The structure of the European System of Central Banks (ESCB) has many similarities to that of the Federal Reserve System. The ESCB has an Executive Board that is similar to the Board of Governors of the Federal Reserve System, a governing council that has a similar function to that of the Fed's FOMC, and the ESCB has national central banks just as the Fed has regional Federal Reserve Banks. There are differences between the ESCB and the Fed. First, the budgets of the Federal Reserve Banks are controlled by the Board of Governors, whereas the National Central Banks control their own budgets and the budget of the ECB in Frankfurt. The ECB in the Euro system therefore has less power than does the Board of Governors in the Federal Reserve System. Second, the monetary operations of the Euro system are conducted by the National Central Banks in each country, so monetary operations are not centralized as they are in the Federal Reserve System. Third, in contrast to the Federal Reserve, the ECB is not involved in supervision and regulation of financial institutions; these tasks are left to the individual countries in the European Monetary Union.

What is the primary tool that Congress uses to exercise some control over the Fed?
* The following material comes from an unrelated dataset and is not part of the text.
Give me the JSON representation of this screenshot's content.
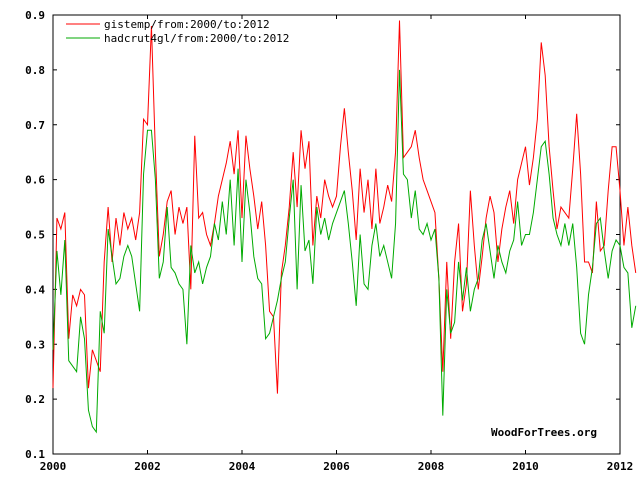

The threat that Congress will acquire greater control over the Fed's finances and budget.

William does not feel comfortable with the current level of the Fed's Independence. Put yourself in William's shoes and state an argument against the current level of the Fed's independence.

William might feel that people in charge of the design and conduct of monetary policy were not elected by the general public, and so are not sufficiently accountable to the public. Although the Executive and Legislative branches of the U.S. government participate in the appointment process of members of the Board of Governors, presidents of the Federal Reserve Banks are elected by member banks of each district.